Frenchman leads race for IMF post 03/09/2007 00:00
PARIS, Sept 2, 2007 (AFP) - France's Dominique Strauss-Kahn is clear favourite in the two-horse race to become the next leader of the International Monetary Fund (IMF) as the deadline for nominations passed this weekend.
The 58-year-old former French economy minister, nominated last July and backed by the EU and the United States, appears to have too much momentum for Josef Tosovsky, his sole challenger whose nomination was announced only last week.
The search for a new IMF chief began with the sudden resignation in June of Rodrigo Rato, the former Spanish finance minister.
The candidates to succeed him will be subjected to an interview process by the IMF board from the beginning of September, but the selection process itself could last several weeks beyond that.
"The probability that Dominique Strauss-Kahn will be chosen is very great, firstly because of his competence and then by the support he has received from a number of important countries," says Philippe Hugon of the Institute for International and Strategic Relations (IRIS).

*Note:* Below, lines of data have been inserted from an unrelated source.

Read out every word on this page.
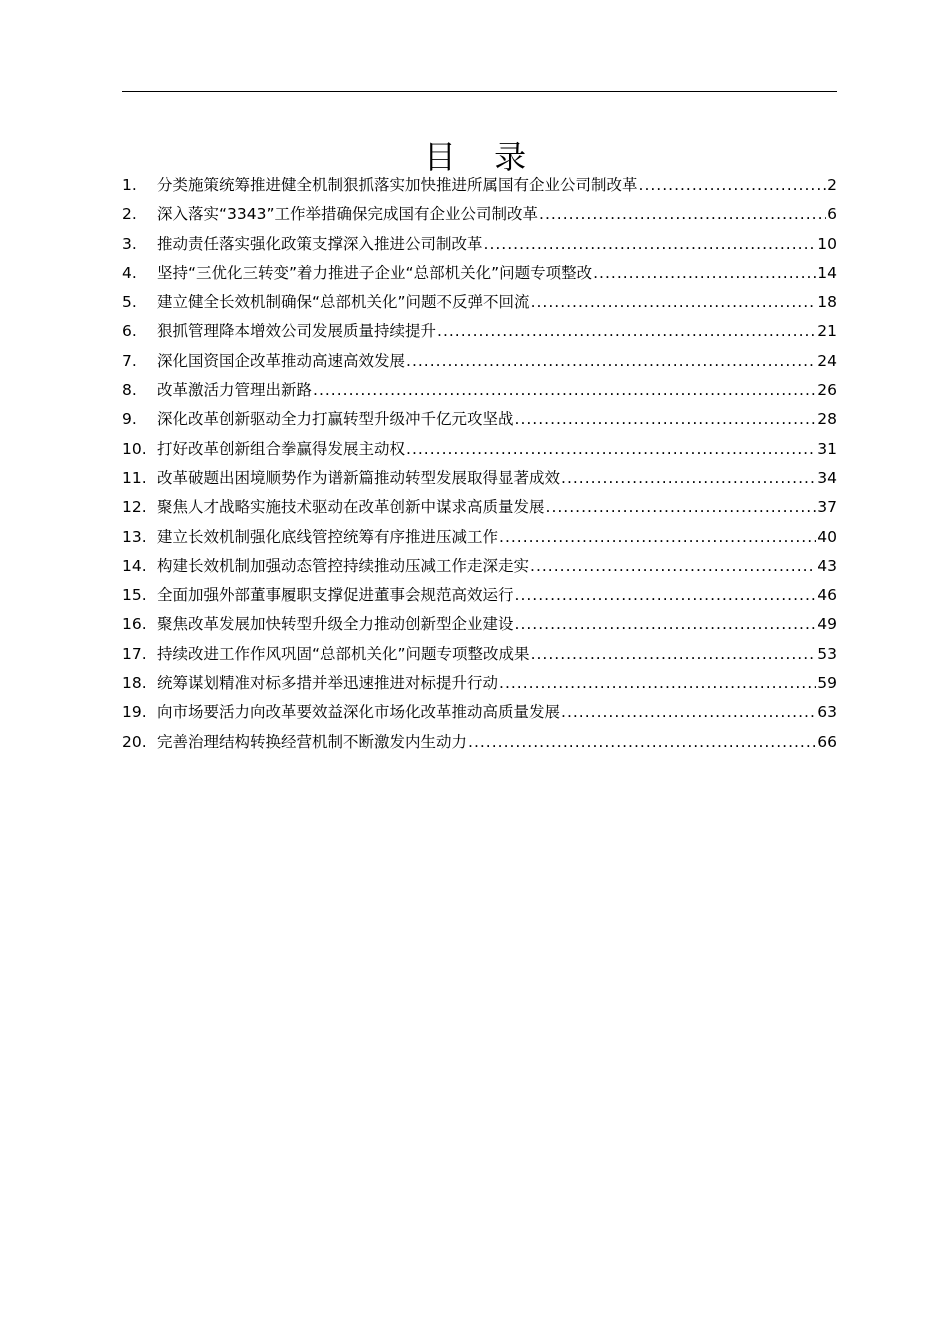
目 录
1.	分类施策统筹推进健全机制狠抓落实加快推进所属国有企业公司制改革 .....	2
2.	深入落实“3343”工作举措确保完成国有企业公司制改革 .....	6
3.	推动责任落实强化政策支撑深入推进公司制改革 .....	10
4.	坚持“三优化三转变”着力推进子企业“总部机关化”问题专项整改 .....	14
5.	建立健全长效机制确保“总部机关化”问题不反弹不回流 .....	18
6.	狠抓管理降本增效公司发展质量持续提升 .....	21
7.	深化国资国企改革推动高速高效发展 .....	24
8.	改革激活力管理出新路 .....	26
9.	深化改革创新驱动全力打赢转型升级冲千亿元攻坚战 .....	28
10. 打好改革创新组合拳赢得发展主动权 .....	31
11. 改革破题出困境顺势作为谱新篇推动转型发展取得显著成效 .....	34
12. 聚焦人才战略实施技术驱动在改革创新中谋求高质量发展 .....	37
13. 建立长效机制强化底线管控统筹有序推进压减工作 .....	40
14. 构建长效机制加强动态管控持续推动压减工作走深走实 .....	43
15. 全面加强外部董事履职支撑促进董事会规范高效运行 .....	46
16. 聚焦改革发展加快转型升级全力推动创新型企业建设 .....	49
17. 持续改进工作作风巩固“总部机关化”问题专项整改成果 .....	53
18. 统筹谋划精准对标多措并举迅速推进对标提升行动 .....	59
19. 向市场要活力向改革要效益深化市场化改革推动高质量发展 .....	63
20. 完善治理结构转换经营机制不断激发内生动力 .....	66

"Unless there's a turnaround in the American position, Strauss-Kahn has a crushing majority," agreed Michel Aglietta of the CEPII, France's leading institute for research on the international economy.
Strauss-Kahn won much support, particularly from African countries, during the course of a world tour, but he has not been a universal choice.
Russia abruptly challenged the EU nomination last week, proposing Tosovsky, a 56-year-old former Czech prime minister and central bank chief.
China and India, lobbied by the Frenchman's supporters, have held back from granting Strauss-Kahn their support.
The Parisian has also come up against the veiled hostility of Britain, in the form of a scathing editorial in the Financial Times, who said he was "neither qualified nor legitimate".
According to Hugon, London is less than ecstatic at the prospect of another Frenchman in the driving seat of a major international institution, after suffering Pascal Lamy at the World Trade Organisation and Jean-Claude Trichet at the European Central Bank.
Whoever their favourite, developing and emerging economies have firmly expressed a wish for change in the IMF, beginning with the selection of its director general.
They have also unanimously condemend the unwritten rule according to which Europe and the US carve up two of the globe's most influential international jobs, with Brussels choosing the IMF chief and Washington given a free run to name the head of the World Bank.
"There are wide ranging reforms needed in these institutions, and, for sure, there is a need to definitively end this rule which decides that such and such a post is reserved for such and such a country or region, because that is not a fair reflection of the forces in the world today," said Alpha Omar Konare, head of the Commission of the African Union.
Jean-Claude Juncker, president of the Eurogroup, the informal meeting of the Euro area finance ministers, said recently that the clamour from African and other developing countries meant that Europe's cosy days in charge of the institution were numbered.
"Within the Eurogroup and among the EU's finance ministers, everybody agrees that Strauss-Kahn will probably be the last European to lead the IMF in the foreseeable future," said Juncker, who is also the Luxembourg prime minister.